One final point. Derailing a bit. We can afford a decent NHS and decent public services. It is just a matter of priority. We just happen to have a govt that doesn't prioritise it.

blueyacht · 12/10/2018 10:31

The fat shaming that goes on in the street is truly shocking. I’ve never been on the receiving end but when I go out with my friend it’s appalling how people* shout stuff in her face and even slow down their cars to abuse her.

She’s a lovely person. She’s a doctor. She’s fully aware of her size and the impact on her health. Name calling doesn’t help.

I do think there should be more help available for people who want to lose weight, just as there is for people who want to stop smoking.

*men. It’s always men.

Stonebake · 12/10/2018 10:33

I don’t think shaming is the answer at all. I am a former smoker and am not overweight fwiw.

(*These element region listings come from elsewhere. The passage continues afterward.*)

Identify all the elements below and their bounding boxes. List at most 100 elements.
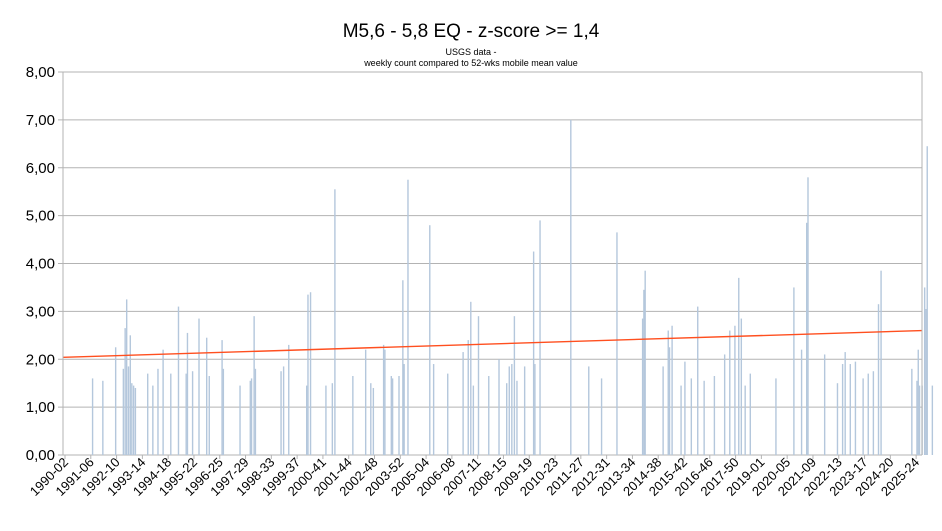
bar xyxy=(470,301,472,455)
bar xyxy=(877,304,880,455)
bar xyxy=(127,366,130,455)
bar xyxy=(667,330,669,455)
bar xyxy=(352,376,354,455)
bar xyxy=(114,347,117,455)
bar xyxy=(370,383,372,455)
bar xyxy=(170,373,172,455)
bar xyxy=(918,385,921,455)
bar xyxy=(91,378,94,455)
bar xyxy=(508,366,510,455)
bar xyxy=(384,349,386,455)
bar xyxy=(616,232,618,455)
bar xyxy=(129,335,131,455)
bar xyxy=(539,220,541,455)
bar xyxy=(331,383,334,455)
chart-title: M5,6 - 5,8 EQ - z-score >= 1,4 xyxy=(342,21,600,42)
bar xyxy=(570,119,572,455)
bar xyxy=(697,306,699,455)
bar xyxy=(186,332,189,455)
bar xyxy=(916,380,918,455)
bar xyxy=(911,368,913,455)
y-tick-label: 3,00 xyxy=(26,303,55,320)
bar xyxy=(926,146,928,456)
bar xyxy=(307,294,309,455)
bar xyxy=(836,383,839,455)
bar xyxy=(841,364,844,455)
axes xyxy=(58,71,923,459)
bar xyxy=(334,189,336,455)
bar xyxy=(867,373,869,455)
bar xyxy=(690,378,693,455)
chart-subtitle-line-1: USGS data - xyxy=(445,47,497,57)
bar xyxy=(205,337,208,455)
y-tick-label: 0,00 xyxy=(26,447,55,464)
bar xyxy=(467,340,469,455)
bar xyxy=(364,349,367,455)
bar xyxy=(125,299,128,455)
bar xyxy=(132,385,135,455)
bar xyxy=(432,364,435,455)
bar xyxy=(516,380,518,455)
bar xyxy=(740,318,743,455)
bar xyxy=(198,318,200,455)
y-tick-label: 7,00 xyxy=(26,112,55,129)
bar xyxy=(147,373,149,455)
bar xyxy=(391,378,394,455)
bar xyxy=(221,340,223,455)
bar xyxy=(124,328,126,455)
y-tick-label: 1,00 xyxy=(26,399,55,416)
bar xyxy=(398,376,400,455)
bar xyxy=(744,385,746,455)
bar xyxy=(152,385,154,455)
bar xyxy=(282,366,285,455)
x-tick-labels: 1990-021991-061992-101993-141994-181995-… xyxy=(27,455,922,499)
bar xyxy=(931,385,934,455)
trend-line xyxy=(62,329,923,359)
bar xyxy=(729,330,731,455)
trend-line-series xyxy=(62,329,923,359)
y-tick-label: 6,00 xyxy=(26,160,55,177)
bar xyxy=(447,373,449,455)
bar xyxy=(239,385,241,455)
bar xyxy=(254,368,257,455)
bar xyxy=(738,277,740,455)
bar xyxy=(222,368,225,455)
bar xyxy=(513,316,516,455)
bar xyxy=(185,373,187,455)
bar xyxy=(325,385,327,455)
bar xyxy=(511,364,513,455)
bar xyxy=(641,318,644,455)
bar xyxy=(823,354,826,455)
bar xyxy=(506,383,508,455)
bar xyxy=(407,179,409,455)
bar xyxy=(872,371,875,455)
bar xyxy=(749,373,751,455)
bar xyxy=(723,354,726,455)
bar xyxy=(250,378,253,455)
bar xyxy=(849,364,852,455)
y-tick-label: 5,00 xyxy=(26,208,55,225)
bar xyxy=(684,361,686,455)
bar xyxy=(713,376,716,455)
bar xyxy=(488,376,490,455)
bar xyxy=(157,368,159,455)
bar xyxy=(177,306,180,455)
bar xyxy=(793,287,795,455)
bar xyxy=(403,364,405,455)
bar xyxy=(671,325,673,455)
bar xyxy=(372,387,375,455)
bar xyxy=(923,287,926,455)
bar xyxy=(280,371,282,455)
bar xyxy=(253,316,255,455)
y-tick-label: 4,00 xyxy=(26,256,55,273)
y-tick-label: 8,00 xyxy=(26,64,55,81)
bar xyxy=(477,316,480,455)
bar xyxy=(429,225,431,455)
bar xyxy=(644,270,646,455)
bar xyxy=(775,378,777,455)
bar xyxy=(643,289,645,455)
bar-series xyxy=(91,119,934,456)
bar xyxy=(208,376,210,455)
bar xyxy=(703,380,705,455)
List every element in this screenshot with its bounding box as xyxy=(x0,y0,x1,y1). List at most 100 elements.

I remember being really spurred on to quit smoking when I heard about the benefits of quitting rather than the shame of continuing. Carrot rather than stick. I wasn’t really a hardened smoker though as I only smoked for a few years at university.
Maybe it would have been different had I been a longer term smoker.

kalokagathos · 12/10/2018 10:34

I have been fatshamed at 13. I was chubby. I could not stop myself from the pleasure of eating, that was it. My mum was spelling out exactly what I was doing, I felt embarrassed by the lack of self control I had. Ever since then I have always adhered to healthy eating and exercising. I think that with smoking, people knew it was bad but continued until they felt ashamed (& penalised) to do it in public and stopped. I believe looking at a lot of my friends, people are not embarrassed by eating junk food, they unashamedly invite & introduce children to eating sweets and present it to them every day, creating dependency on sugar, and these are not treats anymore, this becomes a staple offering every day . They should not be. Your body is your temple, your enterprise, do not disrespect it.